Kongress 1941, Mexiko-Stadt
Im Jahr darauf gab es in Mexiko sogar zwei große Kongresse — in Veracruz und in Mexiko-Stadt. Die fleißige Arbeit im Gebiet begann nun, Früchte zu tragen. 1931 gab es 82 Verkündiger. Zehn Jahre später gab es zehnmal so viele. Und 1941 kamen fast 1 000 Besucher zum Kongress in Mexiko-Stadt.
„INVASION AUF DEN STRASSEN“
1943 trugen die Verkündiger Sandwich-Plakate, um den theokratischen Kongress „Freie Nation“ anzukündigen, der in 12 mexikanischen Städten a Dafür wurde je ein Plakat vorne und hinten getragen — eine Predigtmethode, die bereits seit 1936 genutzt wurde.
stattfand.Ein Zeitungsausschnitt aus dem Jahr 1944 zeigt einen Plakatmarsch in Mexiko-Stadt
In einem Bericht über die Plakatträger schrieb die Tageszeitung La Nación: „Am ersten Tag [des Kongresses] wurden sie gebeten weitere Personen einzuladen. Am Tag darauf kamen so viele Besucher, dass keine Plätze mehr vorhanden waren.“ Der katholischen Kirche missfiel der Erfolg der Plakatmärsche und sie startete eine Kampagne gegen Jehovas Zeugen. Die Brüder und Schwestern predigten trotzdem mutig weiter in den Straßen. La Nación berichtete: „Sie waren in der ganzen Stadt zu sehen . . . Männer — und Frauen — verwandelt in lebende Plakate.“ Der Artikel zeigte ein Foto mit der Bildunterschrift „Invasion auf den Straßen“.
„BETTEN, WEICHER UND WÄRMER ALS DER BLANKE BODEN“
Damals mussten die meisten Brüder große Opfer bringen, um die wenigen Kongresse in Mexiko besuchen zu können. Viele Delegierte kamen aus weit abgelegenen Dörfern.

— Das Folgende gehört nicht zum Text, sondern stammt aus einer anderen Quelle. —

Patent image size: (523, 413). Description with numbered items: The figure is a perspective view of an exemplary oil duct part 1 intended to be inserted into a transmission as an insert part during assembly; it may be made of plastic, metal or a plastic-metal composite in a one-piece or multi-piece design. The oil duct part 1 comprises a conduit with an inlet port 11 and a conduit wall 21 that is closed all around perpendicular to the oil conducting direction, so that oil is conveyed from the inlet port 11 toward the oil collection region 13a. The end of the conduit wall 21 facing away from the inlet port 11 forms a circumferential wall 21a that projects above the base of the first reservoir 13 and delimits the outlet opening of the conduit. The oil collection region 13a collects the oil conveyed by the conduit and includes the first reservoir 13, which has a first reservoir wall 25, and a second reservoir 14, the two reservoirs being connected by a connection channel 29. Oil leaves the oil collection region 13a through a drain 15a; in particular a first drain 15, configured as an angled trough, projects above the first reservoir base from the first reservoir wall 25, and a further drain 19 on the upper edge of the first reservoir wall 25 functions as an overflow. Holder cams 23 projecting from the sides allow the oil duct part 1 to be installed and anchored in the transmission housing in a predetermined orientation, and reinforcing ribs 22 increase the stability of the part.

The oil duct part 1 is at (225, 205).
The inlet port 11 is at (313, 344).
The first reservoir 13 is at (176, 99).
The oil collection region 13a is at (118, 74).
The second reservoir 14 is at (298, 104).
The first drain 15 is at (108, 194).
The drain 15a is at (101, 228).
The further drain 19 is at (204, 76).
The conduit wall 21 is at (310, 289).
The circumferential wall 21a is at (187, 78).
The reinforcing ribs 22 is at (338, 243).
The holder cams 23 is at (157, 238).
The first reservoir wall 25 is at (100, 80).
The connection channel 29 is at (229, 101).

Eine Versammlung schrieb: „Unsere einzige Verbindung zur Außenwelt ist das Telegrafenkabel.“ Um einen Zug zur Kongressstadt zu erreichen, mussten Delegierte auf einem Maultier reiten oder tagelang zu Fuß gehen.
Die meisten Brüder waren so arm, dass sie sich die Fahrt zum Kongress kaum leisten konnten. Liebevollerweise brachten die Brüder in der Stadt viele Gäste in ihren Wohnungen unter. Andere schliefen in Königreichssälen. Und als 90 Brüder im Zweigbüro untergebracht wurden, bekam jeder von ihnen „ein Bett aus 20 nebeneinandergestellten Bücherkartons“. Wie das Jahrbuch berichtete, waren für die dankbaren Gäste diese „Betten weicher und wärmer als der blanke Boden“.
Die Teilnahme an diesen Kongressen war ihnen jedes Opfer wert. Die Verkündiger in Mexiko haben sich ihre Wertschätzung bis heute bewahrt. Mittlerweile nähert sich ihre Zahl stetig der 1-Million-Marke. b Ein Bericht des Zweigbüros aus dem Jahr 1949 sagte über die Brüder: „Dass es ihnen so schlecht geht, dämpft ihren theokratischen Geist keineswegs; denn jeder Kongress, den wir haben, ist noch für lange Zeit hinterher ihr Hauptgesprächsthema, und die Geschwister fragen ständig: ‚Wann wird es wieder einen Kongress geben?‘ “ Dieser Bericht trifft heute noch genauso zu wie damals. (Aus unserem Archiv in Mittelamerika.)